In Nova Scotia they appear to be a scarce species, scarce enough for eBird to query things. Today Sandra and I decided to explore northwards, in part just to look around but also to slip in a look for the warblers. Miller Point Peace Park is a tidy little site in Bridgewater, a popular place with people exercising their dogs and strollers. Non-birdy people tend to be quite noisy but fortunately Pine Warblers literally rise above it, singing loudly from the tops of the pines, and this lot did just that today. We found two males singing, at least, and a single female in the area near the riverside parking lot – easy but thanks to the finder and subsequent eBird users for reporting them.
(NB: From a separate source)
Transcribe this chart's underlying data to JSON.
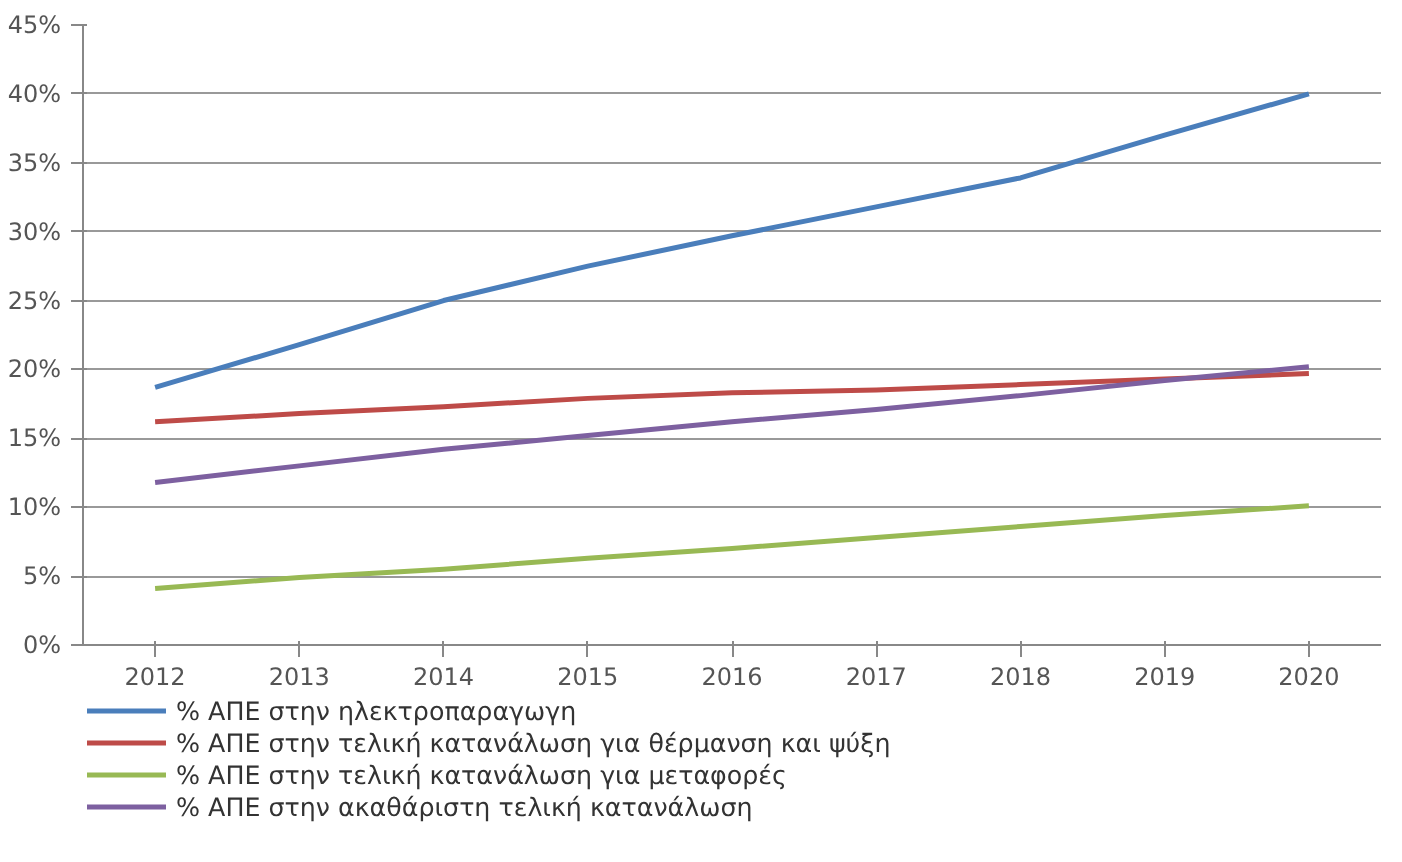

Arriving in Lunenburg, a place that had barely a gull around the quay, which is odd, we saw that whale trips were running so booked on to the afternoon jobbie. We’ve done rather a lot of whale trips, all have been different for a variety of reasons, this one was different because it wasn’t very good. It seemed to be a blast out, see a whale, see some seals and home type of situation and, as a birder, you tend to hope that you bag a few birds too.
The attraction for us was to see Atlantic Puffins. We may have seen many hundreds over the years but none in Nova Scotia and none for quite a while, what more do you need to tempt you. The trip bumph strongly suggested that the puffins were part of the itinerary, they weren’t. We did see a few Sooty Shearwaters, close but not photo range, and a lone Great Shearwater sat on the sea. Aside from a few Northern Gannets, that was pretty much it. Not a very birdy trip and, on this evidence, not recommended to birders unless someone else knows better.
The highlight really was a Bald Eagle that barreled into the quay area as we pulled out and snatched lunch from another bird, probably an Osprey as one pursued it for some distance as it fled.
Below a couple of shots of the eagle with fish and a Willet.
Four weeks since arriving in Nova Scotia and the list is going well with the two additions today, plenty to get out and find still and the yard list just hit 40.